Po cóż ja to piszę? Nie po to, żeby wskazywać i podpowiadać, jakich brzmień odbiorca tej płyty może się spodziewać (bo w przypadku niektórych powyższych wykonawców to zupełnie inna bajka). Bardziej po to, żeby powiedzieć, iż trwające już kawał czasu artystyczne życie Andrzeja Turaja swoje korzenie ma właśnie w latach (głównie osiemdziesiątych), w których powyższe brzmienia święciły triumfy. Dziś dla Turaja to wszystko jest bazą, na której buduje swoje muzyczne DNA i zapisuje je w swoim języku. Nie mam zatem zamiaru epatować tu konkretnymi porównaniami i podpowiadać coś słuchaczowi. Te znajdzie sobie być może sam. Pozostawię słowa o bardziej ogólnym wyrazie i emocjach, które mi towarzyszą.
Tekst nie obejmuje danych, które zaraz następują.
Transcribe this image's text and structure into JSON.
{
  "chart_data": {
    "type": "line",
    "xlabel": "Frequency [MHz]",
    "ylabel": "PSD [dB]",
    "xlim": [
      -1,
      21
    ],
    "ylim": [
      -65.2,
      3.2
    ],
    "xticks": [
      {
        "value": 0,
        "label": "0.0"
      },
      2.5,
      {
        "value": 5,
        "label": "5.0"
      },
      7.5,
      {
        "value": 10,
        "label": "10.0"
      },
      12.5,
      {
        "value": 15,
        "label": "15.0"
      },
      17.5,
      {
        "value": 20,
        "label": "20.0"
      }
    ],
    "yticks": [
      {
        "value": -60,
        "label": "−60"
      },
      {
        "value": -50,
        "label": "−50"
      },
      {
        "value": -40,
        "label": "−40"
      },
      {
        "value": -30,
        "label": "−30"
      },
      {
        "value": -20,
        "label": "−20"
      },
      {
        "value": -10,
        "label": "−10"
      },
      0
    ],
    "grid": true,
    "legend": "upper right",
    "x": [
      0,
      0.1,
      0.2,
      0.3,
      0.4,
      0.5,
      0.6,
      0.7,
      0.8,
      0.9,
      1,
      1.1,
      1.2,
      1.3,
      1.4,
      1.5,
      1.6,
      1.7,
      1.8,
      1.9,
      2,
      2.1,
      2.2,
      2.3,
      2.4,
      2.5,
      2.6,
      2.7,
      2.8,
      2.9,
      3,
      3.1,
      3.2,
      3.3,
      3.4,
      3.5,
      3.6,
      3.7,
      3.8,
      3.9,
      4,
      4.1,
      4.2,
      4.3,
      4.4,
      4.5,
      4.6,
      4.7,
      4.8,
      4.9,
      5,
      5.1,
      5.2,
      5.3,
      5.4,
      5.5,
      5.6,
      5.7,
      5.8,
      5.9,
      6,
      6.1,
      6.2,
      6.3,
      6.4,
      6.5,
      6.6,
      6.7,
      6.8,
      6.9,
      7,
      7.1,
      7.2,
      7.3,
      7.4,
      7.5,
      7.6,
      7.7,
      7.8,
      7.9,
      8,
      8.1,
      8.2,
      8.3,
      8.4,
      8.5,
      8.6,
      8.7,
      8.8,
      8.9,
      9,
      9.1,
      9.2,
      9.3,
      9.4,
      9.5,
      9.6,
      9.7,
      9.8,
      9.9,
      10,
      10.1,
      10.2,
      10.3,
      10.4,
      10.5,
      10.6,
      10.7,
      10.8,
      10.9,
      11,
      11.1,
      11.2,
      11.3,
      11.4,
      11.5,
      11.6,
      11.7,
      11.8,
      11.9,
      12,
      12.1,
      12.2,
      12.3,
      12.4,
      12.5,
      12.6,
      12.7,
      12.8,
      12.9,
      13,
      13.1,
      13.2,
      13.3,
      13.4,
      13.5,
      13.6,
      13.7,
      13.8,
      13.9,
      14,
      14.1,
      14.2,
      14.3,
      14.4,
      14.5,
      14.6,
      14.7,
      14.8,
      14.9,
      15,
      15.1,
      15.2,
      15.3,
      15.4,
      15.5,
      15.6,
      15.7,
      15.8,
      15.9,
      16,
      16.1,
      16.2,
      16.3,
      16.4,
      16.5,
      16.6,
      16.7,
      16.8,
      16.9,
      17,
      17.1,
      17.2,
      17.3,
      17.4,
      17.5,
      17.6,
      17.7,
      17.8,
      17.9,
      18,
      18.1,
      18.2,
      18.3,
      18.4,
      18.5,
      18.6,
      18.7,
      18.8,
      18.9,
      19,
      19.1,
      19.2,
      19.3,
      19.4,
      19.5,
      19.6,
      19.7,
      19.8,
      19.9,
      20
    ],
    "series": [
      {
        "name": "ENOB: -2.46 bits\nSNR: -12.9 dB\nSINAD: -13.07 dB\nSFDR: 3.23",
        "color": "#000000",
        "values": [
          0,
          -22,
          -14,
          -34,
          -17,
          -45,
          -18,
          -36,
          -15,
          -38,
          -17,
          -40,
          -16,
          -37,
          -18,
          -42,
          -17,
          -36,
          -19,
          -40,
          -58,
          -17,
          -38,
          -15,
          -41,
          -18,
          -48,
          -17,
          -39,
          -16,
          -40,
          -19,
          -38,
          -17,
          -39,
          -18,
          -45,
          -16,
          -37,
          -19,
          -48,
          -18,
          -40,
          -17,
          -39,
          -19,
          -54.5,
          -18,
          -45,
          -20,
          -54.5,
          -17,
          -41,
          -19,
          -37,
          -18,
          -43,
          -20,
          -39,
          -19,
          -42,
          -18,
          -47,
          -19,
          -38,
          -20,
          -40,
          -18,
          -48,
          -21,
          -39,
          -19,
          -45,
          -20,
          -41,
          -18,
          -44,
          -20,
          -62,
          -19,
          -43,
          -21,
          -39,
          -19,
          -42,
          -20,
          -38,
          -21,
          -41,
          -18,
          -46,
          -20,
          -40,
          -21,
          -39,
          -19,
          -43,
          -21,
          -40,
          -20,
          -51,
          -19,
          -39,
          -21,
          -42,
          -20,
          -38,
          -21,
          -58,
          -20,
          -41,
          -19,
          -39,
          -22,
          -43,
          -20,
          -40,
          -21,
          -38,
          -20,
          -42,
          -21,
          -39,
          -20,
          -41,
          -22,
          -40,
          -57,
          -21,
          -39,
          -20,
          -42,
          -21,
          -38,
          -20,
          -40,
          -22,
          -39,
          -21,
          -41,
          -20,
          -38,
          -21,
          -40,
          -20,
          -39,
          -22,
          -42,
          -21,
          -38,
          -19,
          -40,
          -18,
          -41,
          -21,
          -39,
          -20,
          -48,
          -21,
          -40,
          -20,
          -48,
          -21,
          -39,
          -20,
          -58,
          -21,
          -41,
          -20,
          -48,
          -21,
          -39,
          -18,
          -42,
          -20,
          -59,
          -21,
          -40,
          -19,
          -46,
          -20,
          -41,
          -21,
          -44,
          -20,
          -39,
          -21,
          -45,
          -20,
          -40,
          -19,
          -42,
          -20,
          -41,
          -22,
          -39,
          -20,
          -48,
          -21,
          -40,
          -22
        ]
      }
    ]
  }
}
Przede wszystkim mam wrażenie, że pod względem muzycznym, to chyba najbardziej pozytywna, nośna, przebojowa i atrakcyjna płyta w jego dyskografii. I nie mam tu na myśli tylko jego solowych dokonań ale i te z God's Own Medicine i Hidden By Ivy. Jeszcze raz podkreślę – pod „muzycznym względem”, wszak jeszcze są liryki, o których sam Turaj napisał, że są zrodzone z rozmyślań nad szeroko pojętą stratą – przyjaźni, młodości, miejsc, chwil, a czasem także samego siebie. Z drugiej strony, jest w tych tekstach mnóstwo optymizmu i nadziei. Podoba mi się w nich takie osobiste i sentymentalne odnoszenie się do swojej przeszłości, jak konkretne daty w Box, ważni artyści w All My Friends Are Gone  (Peter Murphy, Steve Rothery,  Peter Steele, David Bowie, czy wreszcie - jak sądzę - Nick Cave z nawiązaniem do piosenki  I Let Love In). Czasami ujmuje mnie po prostu zwykła poetyka tekstów, których fragmenty, w połączeniu z muzyką, brzmią jakoś melancholijnie. Jak w refrenie tytułowego Season Of Loss: miłość uczy nas poprzez złamane serca, upadamy tam, gdzie nie ma powrotu, jak śnieg, znikamy w słońcu, niesieni falami oceanu.

A sama muzyka? Melodyczny, ale i – nie bójmy się tego powiedzieć – komercyjny potencjał niosą już otwierające całość Mr. BIG i Box. Ten drugi – istna petarda, przy której trudno stać w miejscu – ma taką lekkość, którą niegdyś udało się stworzyć Depeszom w Everything Counts. Halo z kolei to perfekcyjna ballada z przecudnym refrenem There's nothing more that I can say, There's nothing more to say again…, który chce się nucić i nucić. Obiecałem niezbyt dużą rozwlekłość tekstu, zatem daruję sobie wypisy na temat wszystkich utworów, mimo to zapewniam, że każdy z nich intryguje w nie mniejszym stopniu, niż te wyżej wymienione. Zatrzymam się jednak na dopinającym całość króciutkim, niespełna dwuminutowym, River Banks – utworze jakby wyjętym z albumu jakiegoś amerykańskiego barda. Kompozycji z zupełnie innego muzycznego adresu.  

Polecam głównie miłośnikom inteligentnego, świetnie zaaranżowanego oraz przebojowego new romantic i synth popu, dopieszczonego wszak brzmieniowo na miarę XXI wieku. Choć nie tylko im.